It did get a lot more serious later, as Allahpundit noted already, when it turned into an accusation of attempted rape. That allegation oddly had never been raised before despite Kavanaugh’s high profile over the last twenty years, not even when Senate Democrats tried to stall his appointment to the appellate bench for three years from 2003-6. Even now, the alleged victim won’t corroborate it and wanted to drop it, and the two men involved both deny it ever happened. There isn’t any other evidence to support it, which is why Feinstein likely wanted to sit on it until her colleagues forced it out into the open.
If an uncorroborated anonymous allegation of a crime from 1982 qualifies as a reason to prevent someone from public service, what about an actual crime on the record from 1998? When will Senate Democrats meet to discuss the danger Beto O’Rourke poses to the dignity of federal office?
State and local police reports obtained by the Chronicle and Express-News show that O’Rourke was driving drunk at what a witness called “a high rate of speed” in a 75 mph zone on Interstate 10 about a mile from the New Mexico border. He lost control and hit a truck, sending his car careening across the center median into oncoming lanes. The witness, who stopped at the scene, later told police that O’Rourke had tried to drive away from the scene.

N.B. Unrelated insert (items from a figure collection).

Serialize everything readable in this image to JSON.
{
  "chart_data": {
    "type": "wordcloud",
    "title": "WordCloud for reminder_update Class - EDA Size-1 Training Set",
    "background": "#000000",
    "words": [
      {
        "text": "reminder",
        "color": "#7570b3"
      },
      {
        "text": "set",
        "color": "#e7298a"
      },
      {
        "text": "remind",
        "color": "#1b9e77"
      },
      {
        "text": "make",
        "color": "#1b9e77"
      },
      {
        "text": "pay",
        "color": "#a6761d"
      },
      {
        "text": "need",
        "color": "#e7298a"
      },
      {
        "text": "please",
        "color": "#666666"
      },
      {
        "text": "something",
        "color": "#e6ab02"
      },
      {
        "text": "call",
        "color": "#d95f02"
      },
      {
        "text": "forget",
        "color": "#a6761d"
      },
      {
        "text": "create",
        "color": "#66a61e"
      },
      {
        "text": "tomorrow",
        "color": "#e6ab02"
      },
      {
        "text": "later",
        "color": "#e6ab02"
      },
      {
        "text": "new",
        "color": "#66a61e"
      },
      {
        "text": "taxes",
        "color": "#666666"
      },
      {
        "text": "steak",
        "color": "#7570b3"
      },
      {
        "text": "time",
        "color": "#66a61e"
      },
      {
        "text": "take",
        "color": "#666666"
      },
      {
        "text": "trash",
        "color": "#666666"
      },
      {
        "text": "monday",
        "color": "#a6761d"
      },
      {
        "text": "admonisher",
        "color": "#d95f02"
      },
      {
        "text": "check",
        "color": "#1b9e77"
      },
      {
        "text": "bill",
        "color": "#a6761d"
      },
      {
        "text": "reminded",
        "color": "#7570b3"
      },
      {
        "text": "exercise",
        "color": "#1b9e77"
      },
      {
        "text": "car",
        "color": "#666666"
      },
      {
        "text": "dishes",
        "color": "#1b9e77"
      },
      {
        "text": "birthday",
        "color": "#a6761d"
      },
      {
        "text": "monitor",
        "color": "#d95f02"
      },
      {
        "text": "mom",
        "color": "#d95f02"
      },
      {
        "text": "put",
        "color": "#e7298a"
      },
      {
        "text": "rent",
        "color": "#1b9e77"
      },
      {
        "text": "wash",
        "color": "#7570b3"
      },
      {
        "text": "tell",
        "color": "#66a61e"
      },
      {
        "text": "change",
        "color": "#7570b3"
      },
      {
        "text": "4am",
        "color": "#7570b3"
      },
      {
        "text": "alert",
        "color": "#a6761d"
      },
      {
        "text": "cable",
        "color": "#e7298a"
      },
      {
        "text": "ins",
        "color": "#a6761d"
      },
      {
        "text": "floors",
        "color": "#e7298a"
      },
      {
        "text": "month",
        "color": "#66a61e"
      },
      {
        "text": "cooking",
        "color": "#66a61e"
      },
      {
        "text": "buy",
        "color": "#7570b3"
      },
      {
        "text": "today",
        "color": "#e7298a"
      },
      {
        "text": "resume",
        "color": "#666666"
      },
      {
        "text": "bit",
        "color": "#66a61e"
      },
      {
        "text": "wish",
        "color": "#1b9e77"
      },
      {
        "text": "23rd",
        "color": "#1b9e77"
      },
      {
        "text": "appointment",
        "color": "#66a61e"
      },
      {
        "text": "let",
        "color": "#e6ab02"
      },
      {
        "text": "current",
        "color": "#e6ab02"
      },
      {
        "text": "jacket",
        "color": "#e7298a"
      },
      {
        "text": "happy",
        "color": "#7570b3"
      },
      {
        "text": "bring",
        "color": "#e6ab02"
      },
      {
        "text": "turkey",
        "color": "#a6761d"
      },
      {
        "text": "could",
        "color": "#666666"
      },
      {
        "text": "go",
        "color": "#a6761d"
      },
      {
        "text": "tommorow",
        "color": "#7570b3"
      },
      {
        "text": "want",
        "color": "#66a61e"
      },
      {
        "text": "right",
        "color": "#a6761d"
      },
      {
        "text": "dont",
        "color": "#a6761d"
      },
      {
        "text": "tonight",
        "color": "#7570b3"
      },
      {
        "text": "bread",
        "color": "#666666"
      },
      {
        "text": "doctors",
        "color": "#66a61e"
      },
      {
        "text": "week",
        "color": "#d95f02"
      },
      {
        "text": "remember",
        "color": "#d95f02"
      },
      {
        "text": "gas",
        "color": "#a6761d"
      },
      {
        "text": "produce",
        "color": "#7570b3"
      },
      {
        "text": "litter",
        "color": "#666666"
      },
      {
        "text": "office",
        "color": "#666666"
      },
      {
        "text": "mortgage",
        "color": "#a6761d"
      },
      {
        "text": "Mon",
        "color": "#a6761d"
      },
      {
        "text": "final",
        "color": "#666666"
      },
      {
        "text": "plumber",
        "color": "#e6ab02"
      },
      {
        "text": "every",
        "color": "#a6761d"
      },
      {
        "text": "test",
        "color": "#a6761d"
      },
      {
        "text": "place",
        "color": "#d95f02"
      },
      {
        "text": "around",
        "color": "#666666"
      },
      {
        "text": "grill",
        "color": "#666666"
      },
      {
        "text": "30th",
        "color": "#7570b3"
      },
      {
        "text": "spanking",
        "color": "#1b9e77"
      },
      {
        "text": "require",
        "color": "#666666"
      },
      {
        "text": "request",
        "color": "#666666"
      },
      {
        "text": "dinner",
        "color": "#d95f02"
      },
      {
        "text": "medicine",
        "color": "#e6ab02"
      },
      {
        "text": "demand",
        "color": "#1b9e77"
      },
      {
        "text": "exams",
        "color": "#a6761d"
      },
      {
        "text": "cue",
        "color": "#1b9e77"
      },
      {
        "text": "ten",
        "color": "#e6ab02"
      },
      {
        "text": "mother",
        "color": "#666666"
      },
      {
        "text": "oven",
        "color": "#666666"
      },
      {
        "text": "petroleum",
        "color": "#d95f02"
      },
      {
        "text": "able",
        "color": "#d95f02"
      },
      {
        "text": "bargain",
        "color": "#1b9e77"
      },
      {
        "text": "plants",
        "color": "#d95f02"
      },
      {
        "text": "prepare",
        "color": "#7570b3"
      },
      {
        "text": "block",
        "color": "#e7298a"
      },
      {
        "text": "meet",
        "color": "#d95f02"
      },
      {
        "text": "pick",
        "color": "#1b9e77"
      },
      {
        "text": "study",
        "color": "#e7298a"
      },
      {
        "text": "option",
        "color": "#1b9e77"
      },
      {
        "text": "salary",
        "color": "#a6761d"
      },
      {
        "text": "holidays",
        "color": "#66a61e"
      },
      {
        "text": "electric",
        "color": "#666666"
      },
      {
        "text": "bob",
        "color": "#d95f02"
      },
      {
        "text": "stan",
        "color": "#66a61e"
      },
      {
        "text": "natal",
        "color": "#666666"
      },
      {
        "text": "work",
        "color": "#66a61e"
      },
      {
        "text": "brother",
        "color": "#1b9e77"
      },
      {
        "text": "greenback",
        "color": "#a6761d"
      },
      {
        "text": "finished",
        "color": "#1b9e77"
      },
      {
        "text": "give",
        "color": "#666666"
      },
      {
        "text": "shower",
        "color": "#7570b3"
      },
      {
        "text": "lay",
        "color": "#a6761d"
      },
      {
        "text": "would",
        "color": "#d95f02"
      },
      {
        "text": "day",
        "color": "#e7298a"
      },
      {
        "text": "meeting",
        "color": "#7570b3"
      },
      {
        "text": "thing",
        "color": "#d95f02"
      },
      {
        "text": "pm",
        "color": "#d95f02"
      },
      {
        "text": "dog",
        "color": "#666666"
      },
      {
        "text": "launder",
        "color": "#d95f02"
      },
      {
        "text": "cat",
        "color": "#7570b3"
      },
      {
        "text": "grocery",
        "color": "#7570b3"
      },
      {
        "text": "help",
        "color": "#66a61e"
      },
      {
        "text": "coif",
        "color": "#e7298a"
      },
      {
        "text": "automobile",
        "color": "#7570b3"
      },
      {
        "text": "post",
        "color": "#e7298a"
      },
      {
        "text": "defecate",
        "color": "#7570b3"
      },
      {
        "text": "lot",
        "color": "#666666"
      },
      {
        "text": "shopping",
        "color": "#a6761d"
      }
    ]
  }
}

O’Rourke recorded a 0.136 and 0.134 on police breathalyzers, above a blood-alcohol level of 0.10, the state legal limit at the time. He was arrested at the scene and charged with DWI, but completed a court-approved diversion program and had the charges dismissed.
This happened in 1998, not 1982. O’Rourke was 26 years old at the time, not 17, and drank so much to excess that he was nearly twice as drunk as today’s DWI limits. He could have killed someone, and it likely that he came close to doing so by going into oncoming traffic. Furthermore, he tried to flee from the scene as an adult rather than face the music, but didn’t manage to do so successfully. And that’s no smear, no anonymous allegation — it’s a matter of public record.

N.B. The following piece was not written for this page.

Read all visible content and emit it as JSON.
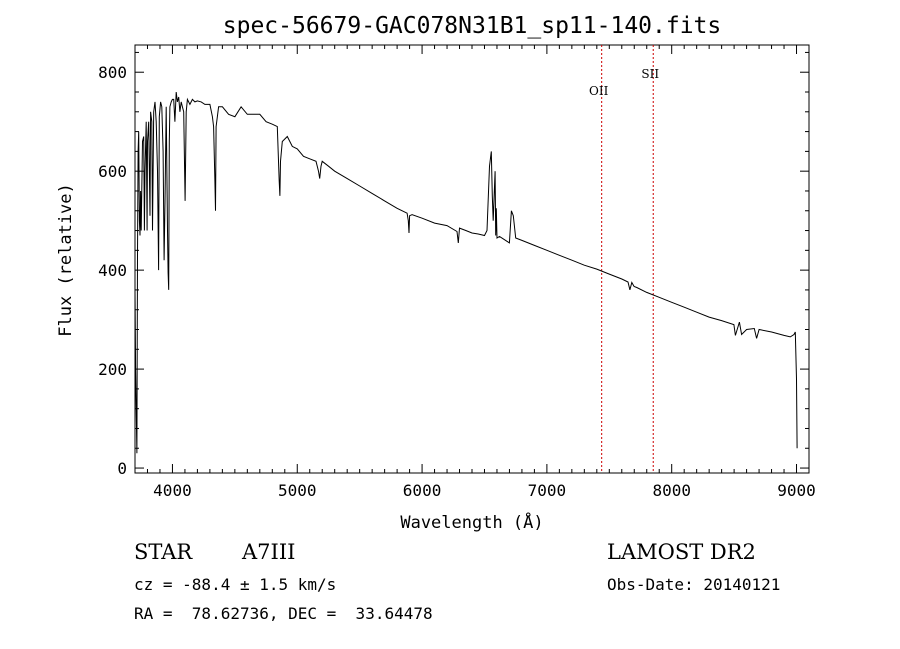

O’Rourke claims he’s atoned and matured since then. I’d certainly say that was a possibility or even a strong likelihood, especially since I believe in redemption and O’Rourke has managed to keep his record clean since. But those were choices O’Rourke made as an adult, and potentially fatal choices, not a failure of teenage judgment. If Democrats argue that an established 20-year-old crime is immaterial to the election because of the passage of time, and furthermore that Beto’s better qualified than Ted Cruz to judge who should get appointed to the bench even with that crime on the record, then a sudden unsubstantiated allegation about a 36-year-old incident that may never have happened at all has to have much less to say about the person getting appointed to the bench.
And if Senate Democrats want to keep pressing that allegation against Kavanaugh, then they need to answer for Beto O’Rourke. At this point, even a double standard would be an improvement over none at all.